Unit SCRAM Code RX CRIT Initial PWR Initial RX Mode Current PWR Current RX Mode
2 N Y 100 Power Operation 100 Power Operation

Event Text

SECONDARY CONTAINMENT TECHNICAL SPECIFICATION NOT MET

"On July 13, 2016, at 19:50 EDT a severe thunderstorm warning was issued for Monroe County. This severe thunderstorm warning included the Fermi 2 site.

"Due to high winds encountered during the thunderstorm, the Technical Specification (TS) for secondary containment pressure boundary was not met numerous times. The duration of time that the secondary containment Technical Specification was not met was approximately 1 second for each event.

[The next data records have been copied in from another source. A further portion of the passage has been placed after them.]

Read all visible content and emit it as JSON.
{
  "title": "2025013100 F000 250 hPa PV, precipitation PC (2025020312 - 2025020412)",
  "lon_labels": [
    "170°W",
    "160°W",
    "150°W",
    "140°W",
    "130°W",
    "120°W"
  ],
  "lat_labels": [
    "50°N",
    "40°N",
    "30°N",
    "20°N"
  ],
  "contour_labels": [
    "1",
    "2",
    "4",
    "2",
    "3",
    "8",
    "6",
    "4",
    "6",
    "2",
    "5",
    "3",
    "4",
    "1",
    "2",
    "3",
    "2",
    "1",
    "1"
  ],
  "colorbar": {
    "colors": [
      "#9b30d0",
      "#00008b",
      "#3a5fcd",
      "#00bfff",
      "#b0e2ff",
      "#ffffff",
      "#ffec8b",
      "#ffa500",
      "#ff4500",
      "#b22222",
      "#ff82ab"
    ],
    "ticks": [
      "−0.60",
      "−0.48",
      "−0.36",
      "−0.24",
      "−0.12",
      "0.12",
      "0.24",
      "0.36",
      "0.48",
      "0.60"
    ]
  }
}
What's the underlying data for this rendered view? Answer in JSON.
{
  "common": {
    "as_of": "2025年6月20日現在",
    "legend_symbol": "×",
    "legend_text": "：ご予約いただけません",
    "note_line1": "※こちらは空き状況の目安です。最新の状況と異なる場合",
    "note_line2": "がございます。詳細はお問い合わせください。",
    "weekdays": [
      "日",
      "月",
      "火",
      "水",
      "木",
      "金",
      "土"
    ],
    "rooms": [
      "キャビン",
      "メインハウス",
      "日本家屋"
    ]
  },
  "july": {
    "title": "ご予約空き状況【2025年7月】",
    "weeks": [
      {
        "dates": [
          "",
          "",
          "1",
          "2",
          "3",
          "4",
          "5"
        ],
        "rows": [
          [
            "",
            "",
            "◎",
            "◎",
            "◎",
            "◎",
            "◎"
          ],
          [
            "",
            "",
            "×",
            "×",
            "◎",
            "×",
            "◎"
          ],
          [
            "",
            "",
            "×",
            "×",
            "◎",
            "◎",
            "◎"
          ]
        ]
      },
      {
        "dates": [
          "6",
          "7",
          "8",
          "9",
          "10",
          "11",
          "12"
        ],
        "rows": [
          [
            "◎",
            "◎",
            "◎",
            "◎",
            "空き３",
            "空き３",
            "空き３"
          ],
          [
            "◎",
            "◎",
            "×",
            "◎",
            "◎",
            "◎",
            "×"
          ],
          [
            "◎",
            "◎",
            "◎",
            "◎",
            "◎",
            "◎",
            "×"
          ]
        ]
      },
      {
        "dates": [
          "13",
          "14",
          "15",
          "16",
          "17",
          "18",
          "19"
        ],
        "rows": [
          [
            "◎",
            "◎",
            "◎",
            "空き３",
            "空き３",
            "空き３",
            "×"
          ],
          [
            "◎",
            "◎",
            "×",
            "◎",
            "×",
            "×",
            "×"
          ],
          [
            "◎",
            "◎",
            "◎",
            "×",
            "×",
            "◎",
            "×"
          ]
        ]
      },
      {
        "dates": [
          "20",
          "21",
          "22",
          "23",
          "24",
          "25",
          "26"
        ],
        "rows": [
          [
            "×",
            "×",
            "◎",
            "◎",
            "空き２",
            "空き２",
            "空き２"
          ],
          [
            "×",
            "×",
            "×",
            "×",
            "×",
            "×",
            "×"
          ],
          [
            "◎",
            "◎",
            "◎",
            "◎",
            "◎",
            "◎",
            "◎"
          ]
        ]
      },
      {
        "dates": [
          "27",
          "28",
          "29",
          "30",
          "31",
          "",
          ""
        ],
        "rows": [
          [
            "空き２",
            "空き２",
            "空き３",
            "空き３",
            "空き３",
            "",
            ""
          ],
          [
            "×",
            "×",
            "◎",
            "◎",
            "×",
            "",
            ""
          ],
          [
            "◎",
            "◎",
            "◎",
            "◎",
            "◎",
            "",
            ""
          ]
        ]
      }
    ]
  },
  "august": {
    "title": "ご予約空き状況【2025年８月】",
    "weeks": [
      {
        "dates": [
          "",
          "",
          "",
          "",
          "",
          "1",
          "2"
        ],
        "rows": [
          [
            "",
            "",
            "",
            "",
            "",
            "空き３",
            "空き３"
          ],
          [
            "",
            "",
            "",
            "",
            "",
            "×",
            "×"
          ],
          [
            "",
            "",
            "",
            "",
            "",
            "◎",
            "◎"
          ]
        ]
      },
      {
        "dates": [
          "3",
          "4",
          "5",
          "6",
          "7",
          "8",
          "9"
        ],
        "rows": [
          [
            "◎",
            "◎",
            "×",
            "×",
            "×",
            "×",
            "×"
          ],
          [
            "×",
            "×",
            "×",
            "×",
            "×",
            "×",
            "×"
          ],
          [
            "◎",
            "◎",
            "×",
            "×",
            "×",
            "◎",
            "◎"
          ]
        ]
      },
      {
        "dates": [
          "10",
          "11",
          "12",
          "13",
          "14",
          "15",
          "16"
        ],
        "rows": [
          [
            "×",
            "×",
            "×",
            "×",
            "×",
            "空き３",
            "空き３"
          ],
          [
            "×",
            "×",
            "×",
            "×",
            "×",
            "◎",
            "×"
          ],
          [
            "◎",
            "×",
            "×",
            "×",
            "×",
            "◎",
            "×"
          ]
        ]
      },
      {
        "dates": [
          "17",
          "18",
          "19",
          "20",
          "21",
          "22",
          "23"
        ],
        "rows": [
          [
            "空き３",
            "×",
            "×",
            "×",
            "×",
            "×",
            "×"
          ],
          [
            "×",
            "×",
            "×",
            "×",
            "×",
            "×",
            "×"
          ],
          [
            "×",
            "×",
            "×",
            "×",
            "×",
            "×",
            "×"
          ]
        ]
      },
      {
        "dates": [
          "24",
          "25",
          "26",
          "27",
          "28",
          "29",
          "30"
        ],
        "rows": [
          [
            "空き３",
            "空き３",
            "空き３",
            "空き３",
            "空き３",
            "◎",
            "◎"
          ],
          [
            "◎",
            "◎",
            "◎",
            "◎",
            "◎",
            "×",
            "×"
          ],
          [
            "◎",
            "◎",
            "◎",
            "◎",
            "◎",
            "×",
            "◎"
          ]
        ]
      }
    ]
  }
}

"All plant equipment responded as required to the changing environmental conditions and Reactor Building HVAC returned secondary containment pressure within TS limits. At 20:40 EDT secondary containment vacuum was greater than the TS operability limit of 0.125 inches of vacuum water gauge (TS SR 3.6.4.1.1) and steady, and the LCO was exited. There were no radiological releases associated with this event.

"Declaring secondary containment inoperable is reportable under 10 CFR 50.72(b)(3)(v)(C) as an event or condition that could have prevented the fulfillment of a safety function needed to control the release of radioactive material.

"The licensee has notified the NRC Resident Inspector."